Множество «за» и «против» в бешеном темпе пронеслись в голове Мари; жить в Париже украдкой, снять комнату где-то поблизости, приехать позднее, когда иллюстрации будут готовы — это не займет так уж много месяцев… И, взглянув на Юнну, вдруг поняла: та в самом деле хочет, чтоб ее оставили в покое, хочет спокойно работать, целый год, раз работа у нее спорится.
— Пожалуй, лучше отказаться, — повторила Юнна.
Мари сказала:
— Не делай этого. Я думаю, все само собой уладится.
— Ты так считаешь? Ты действительно так считаешь?
— Да. У меня уйдет уйма времени на эти иллюстрации. Они должны быть очень хороши.
— Но, во всяком случае, — растерянно сказала Юнна, — иллюстрации…
— Да, вот именно. Они должны быть хороши, а на работу требуется время.
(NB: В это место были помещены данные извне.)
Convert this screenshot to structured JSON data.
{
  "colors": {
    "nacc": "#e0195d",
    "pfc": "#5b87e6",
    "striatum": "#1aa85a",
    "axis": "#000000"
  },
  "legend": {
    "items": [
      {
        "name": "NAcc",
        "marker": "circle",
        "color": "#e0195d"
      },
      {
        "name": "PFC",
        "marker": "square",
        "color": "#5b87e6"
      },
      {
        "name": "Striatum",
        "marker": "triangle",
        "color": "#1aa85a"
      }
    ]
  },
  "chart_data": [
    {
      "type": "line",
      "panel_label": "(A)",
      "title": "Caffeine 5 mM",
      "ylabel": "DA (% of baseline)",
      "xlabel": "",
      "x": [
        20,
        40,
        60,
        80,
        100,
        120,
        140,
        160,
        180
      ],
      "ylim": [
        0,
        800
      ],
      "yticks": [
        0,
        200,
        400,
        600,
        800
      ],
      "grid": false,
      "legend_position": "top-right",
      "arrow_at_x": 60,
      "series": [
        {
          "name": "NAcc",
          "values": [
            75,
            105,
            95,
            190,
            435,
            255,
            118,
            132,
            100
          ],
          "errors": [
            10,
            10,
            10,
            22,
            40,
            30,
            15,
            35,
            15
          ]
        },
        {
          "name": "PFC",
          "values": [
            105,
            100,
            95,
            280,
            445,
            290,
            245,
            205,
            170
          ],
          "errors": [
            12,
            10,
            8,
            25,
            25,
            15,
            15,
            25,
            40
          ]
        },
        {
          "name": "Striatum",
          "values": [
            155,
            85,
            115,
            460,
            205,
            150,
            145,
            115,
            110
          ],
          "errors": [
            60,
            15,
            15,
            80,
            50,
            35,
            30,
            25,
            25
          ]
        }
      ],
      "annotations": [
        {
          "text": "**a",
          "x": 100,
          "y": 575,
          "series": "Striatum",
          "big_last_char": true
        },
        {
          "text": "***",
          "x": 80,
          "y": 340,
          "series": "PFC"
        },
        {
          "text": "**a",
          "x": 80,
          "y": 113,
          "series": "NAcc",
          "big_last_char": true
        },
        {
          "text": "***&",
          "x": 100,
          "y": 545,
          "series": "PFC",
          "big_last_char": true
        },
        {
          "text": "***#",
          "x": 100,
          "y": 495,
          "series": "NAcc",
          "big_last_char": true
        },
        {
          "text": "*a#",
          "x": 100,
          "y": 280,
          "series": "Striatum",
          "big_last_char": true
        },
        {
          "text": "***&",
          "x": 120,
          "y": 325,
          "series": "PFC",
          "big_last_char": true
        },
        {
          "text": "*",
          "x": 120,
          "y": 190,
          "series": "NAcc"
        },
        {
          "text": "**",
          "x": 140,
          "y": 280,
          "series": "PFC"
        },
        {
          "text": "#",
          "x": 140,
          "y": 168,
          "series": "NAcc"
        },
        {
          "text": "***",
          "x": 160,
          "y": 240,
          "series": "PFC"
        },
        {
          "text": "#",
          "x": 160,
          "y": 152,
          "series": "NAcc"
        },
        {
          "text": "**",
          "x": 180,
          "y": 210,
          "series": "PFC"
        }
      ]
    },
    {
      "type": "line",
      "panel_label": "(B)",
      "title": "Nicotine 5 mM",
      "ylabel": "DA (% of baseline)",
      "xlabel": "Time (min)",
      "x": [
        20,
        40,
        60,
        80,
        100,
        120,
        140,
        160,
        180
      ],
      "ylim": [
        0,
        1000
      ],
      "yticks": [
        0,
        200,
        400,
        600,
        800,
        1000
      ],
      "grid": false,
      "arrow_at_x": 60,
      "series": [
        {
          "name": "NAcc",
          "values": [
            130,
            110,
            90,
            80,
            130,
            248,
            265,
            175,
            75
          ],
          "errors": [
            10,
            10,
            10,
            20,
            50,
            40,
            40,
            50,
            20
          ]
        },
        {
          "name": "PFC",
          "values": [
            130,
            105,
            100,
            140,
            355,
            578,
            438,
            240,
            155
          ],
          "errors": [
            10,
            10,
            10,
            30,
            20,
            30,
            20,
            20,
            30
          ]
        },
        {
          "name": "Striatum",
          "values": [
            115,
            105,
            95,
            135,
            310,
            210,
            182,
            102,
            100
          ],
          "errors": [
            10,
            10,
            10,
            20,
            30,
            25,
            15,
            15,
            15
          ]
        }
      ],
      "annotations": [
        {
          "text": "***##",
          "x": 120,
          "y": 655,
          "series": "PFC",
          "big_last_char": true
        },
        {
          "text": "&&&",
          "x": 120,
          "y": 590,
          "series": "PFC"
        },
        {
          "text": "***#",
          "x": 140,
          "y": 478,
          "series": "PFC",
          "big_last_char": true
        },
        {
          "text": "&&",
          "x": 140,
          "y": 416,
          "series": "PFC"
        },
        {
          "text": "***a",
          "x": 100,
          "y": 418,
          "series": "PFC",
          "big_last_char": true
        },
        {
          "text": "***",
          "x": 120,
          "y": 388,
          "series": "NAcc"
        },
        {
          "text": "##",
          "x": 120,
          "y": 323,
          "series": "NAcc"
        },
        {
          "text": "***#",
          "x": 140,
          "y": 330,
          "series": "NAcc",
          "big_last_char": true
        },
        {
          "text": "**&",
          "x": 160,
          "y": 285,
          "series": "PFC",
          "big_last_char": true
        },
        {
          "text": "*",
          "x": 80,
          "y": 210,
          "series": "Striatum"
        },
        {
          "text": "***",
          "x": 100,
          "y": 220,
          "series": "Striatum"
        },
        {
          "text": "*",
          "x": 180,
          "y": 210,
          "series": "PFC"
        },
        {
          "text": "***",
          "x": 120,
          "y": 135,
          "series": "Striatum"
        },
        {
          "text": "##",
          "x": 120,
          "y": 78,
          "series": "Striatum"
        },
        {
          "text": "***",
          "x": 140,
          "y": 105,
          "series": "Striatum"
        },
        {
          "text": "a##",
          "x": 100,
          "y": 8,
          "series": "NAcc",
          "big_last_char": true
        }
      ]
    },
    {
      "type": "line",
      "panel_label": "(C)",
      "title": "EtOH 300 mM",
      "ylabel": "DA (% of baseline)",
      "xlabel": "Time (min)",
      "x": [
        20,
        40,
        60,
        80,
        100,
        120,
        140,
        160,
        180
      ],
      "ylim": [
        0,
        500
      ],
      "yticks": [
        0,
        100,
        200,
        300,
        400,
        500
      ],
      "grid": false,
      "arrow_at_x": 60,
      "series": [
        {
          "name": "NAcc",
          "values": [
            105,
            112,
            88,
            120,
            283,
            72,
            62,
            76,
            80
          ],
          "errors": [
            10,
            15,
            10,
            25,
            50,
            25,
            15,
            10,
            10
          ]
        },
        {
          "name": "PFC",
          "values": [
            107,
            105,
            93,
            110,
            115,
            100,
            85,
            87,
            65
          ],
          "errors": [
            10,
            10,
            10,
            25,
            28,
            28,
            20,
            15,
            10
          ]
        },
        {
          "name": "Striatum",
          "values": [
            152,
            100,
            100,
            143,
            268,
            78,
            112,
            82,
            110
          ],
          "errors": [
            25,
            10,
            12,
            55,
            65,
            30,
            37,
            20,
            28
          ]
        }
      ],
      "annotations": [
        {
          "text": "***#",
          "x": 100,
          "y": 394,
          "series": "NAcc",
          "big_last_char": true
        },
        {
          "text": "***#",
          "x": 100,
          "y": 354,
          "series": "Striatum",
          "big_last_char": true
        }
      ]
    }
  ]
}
Ты, возможно, не поняла, насколько они важны для меня.
Юнна воскликнула:
— О да, конечно, я понимаю!
И она пустилась в долгие, бурные рассуждения о значении для Мари этих иллюстраций, о тщательной работе, о сосредоточенности, о том, как необходимо, чтобы тебе никто не мешал, если хочешь добиться хороших результатов в работе.
Мари слушала не так уж и внимательно, возникшая у нее безумная мысль начинала обретать форму, возникла возможность быть абсолютно предоставленной самой себе, возможность жить в покое и в приятном ожидании, почти что своего рода удовольствие, которое можно позволить себе, когда ты благословлен любовью.